Em princípio, pelos dados acima, dever-se-ia realizar a ozonólise da lignina residual de polpas de celulose em meio básico por ser mais eficiente. Entretanto, este meio promove a formação de radicais hidroxila, superóxido, hidroperoxila, entre outros, os quais são menos seletivos que o ozônio com respeito à lignina, degradando também a celulose20-21.
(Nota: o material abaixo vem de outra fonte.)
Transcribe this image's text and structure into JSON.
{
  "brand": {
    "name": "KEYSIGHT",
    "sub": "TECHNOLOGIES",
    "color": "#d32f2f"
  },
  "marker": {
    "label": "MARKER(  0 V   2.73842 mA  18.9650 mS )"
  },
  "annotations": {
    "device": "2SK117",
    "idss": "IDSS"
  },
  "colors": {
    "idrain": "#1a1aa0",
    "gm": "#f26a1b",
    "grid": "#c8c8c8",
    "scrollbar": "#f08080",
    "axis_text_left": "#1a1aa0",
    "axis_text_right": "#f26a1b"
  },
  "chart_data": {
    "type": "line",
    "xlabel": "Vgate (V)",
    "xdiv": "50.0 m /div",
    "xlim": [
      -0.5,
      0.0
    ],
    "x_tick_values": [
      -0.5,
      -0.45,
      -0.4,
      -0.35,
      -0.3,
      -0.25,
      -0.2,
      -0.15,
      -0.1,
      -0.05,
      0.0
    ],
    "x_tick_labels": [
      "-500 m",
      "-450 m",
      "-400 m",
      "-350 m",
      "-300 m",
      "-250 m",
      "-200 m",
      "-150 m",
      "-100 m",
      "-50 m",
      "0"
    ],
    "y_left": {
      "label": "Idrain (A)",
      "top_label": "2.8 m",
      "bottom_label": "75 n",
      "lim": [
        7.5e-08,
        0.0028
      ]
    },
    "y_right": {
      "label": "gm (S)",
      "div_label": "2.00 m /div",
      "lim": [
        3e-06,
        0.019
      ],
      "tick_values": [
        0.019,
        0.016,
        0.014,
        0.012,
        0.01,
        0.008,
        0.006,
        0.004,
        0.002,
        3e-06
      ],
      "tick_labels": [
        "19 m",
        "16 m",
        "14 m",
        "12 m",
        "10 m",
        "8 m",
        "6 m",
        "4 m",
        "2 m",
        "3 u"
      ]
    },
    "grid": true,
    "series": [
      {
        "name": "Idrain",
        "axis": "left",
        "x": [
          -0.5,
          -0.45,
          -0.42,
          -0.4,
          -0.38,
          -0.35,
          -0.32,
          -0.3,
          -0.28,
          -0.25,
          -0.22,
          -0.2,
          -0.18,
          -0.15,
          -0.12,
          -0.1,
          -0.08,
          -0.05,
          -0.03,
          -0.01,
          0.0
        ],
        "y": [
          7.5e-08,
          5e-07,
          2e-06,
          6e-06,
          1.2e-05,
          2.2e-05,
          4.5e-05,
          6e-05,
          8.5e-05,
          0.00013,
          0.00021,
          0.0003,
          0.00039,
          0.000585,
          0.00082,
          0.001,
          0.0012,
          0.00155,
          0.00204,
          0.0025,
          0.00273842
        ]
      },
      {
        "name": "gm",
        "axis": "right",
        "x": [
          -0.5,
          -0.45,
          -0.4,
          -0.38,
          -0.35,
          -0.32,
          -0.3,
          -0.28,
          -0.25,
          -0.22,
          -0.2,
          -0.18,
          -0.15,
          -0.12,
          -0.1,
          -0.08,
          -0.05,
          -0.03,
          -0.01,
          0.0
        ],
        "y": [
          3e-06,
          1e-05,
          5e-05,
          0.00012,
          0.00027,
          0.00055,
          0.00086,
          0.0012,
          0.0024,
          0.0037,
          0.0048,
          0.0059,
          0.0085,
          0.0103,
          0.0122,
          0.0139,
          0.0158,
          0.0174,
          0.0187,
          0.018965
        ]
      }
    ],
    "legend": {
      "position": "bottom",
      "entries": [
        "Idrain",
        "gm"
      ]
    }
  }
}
A figura 12 apresenta a cinética de deslignificação das soluções ácidas das ligninas organossolve e kraft. A partir desta figura foram calculadas as constantes de velocidade da "bulk reaction" para as duas reações estudadas: 1,6 x 10-1 min-1 para a lignina organossolve e 4,1 x 10-1 min-1 para a lignina kraft. Em comparação com a mesma ozonólise realizada em meio básico, nota-se que a velocidade de remoção da lignina kraft em meio básico é muito mais rápida que em meio ácido, ainda mais, a lignina organossolve degrada-se lentamente com ozônio, independentemente do pH do meio.

 

 

Os resultados encontrados na ozonólise em meio ácido confirmam a proposição de que as hidroxilas fenólicas seriam uma das variáveis responsáveis pelo aumento da velocidade de reação, por ativarem o anel aromático frente ao ataque eletrofílico do ozônio. Com efeito, em meio ácido não ocorre a ionização do grupo fenólico, diminuindo assim a densidade eletrônica sobre o anel aromático e, conseqüentemente, a velocidade de reação.

As figuras 13 e 14 mostram os espectros no ultravioleta respectivamente das soluções das ligninas organossolve e kraft ozonizadas em meio ácido. Nas curvas a de ambas estas figuras já não aparecem os máximos a 360 nm (visíveis nas curvas a e b da figura 10 ) porquanto o meio ácido não permite a ionização dos grupos hidroxílicos fenólicos livres22. O máximo característico de ligninas a 280 nm (curva a) praticamente desapareceu após 20 min de reação, nos dois casos estudados. Considerando-se que nesse tempo as soluções tornaram-se praticamente incolores, e que as concentrações de lignina residual, fornecida pelo método adotado que se baseia na oxidação com KMnO4 ainda permaneciam relativamente elevadas, conclui-se que o ozônio degrada os grupos cromóforos da lignina que provocam a coloração amarelada das soluções, resultando substâncias incolores que absorvem luz de comprimento de onda até 400 nm. Estas substâncias não reagem com ozônio mas se oxidam com permanganato, o que lança dúvida na utilização do conhecido número kappa (baseado na oxidação com KMnO4) para se avaliar a concentração de lignina residual de polpas de celulose após ozonólise. Segundo os resultados acima, pode-se ter uma polpa clara após a ozonólise e o número kappa ser elevado, sugerindo assim que a polpa ainda possui grupos cromofóros incolores oriundos da lignina.

 

 

 

CONCLUSÕES

Contrariando as espectativas, o ozônio é mais eficaz em meio básico do que em meio ácido para degradar as ligninas kraft e organossolve.

O ozônio degrada mais facilmente a lignina kraft do que a lignina organossolve, qualquer que seja o pH do meio. No meio básico, nos primeiros dois minutos de reação foram removidos 93% e 47% de lignina kraft e organossolve, respectivamente.

No meio ácido, tanto a lignina kraft como a organossolve se degradam lentamente com ozônio pois, em 10 minutos de reação, somente 56% e 25%, respectivamente, delas foram oxidados.

Os resultados acima indicam que ligninas que possuem maior conteúdo em grupos hidroxila fenólicos são mais sucetíveis de serem degradadas com ozônio.

Na ozonólise de ligninas são oxidados grupos cromóforos coloridos mas formam-se ou permanecem na sua estrutura substâncias cromóforas incolores que absorvem até 400 nm e que resistem à oxidação com ozônio, mas não com KMnO4. Esta constatação lança dúvidas sobre a exatidão de se empregar o número kappa como índice de avaliação da concentração de lignina residual em polpas de celulose após ozonólises.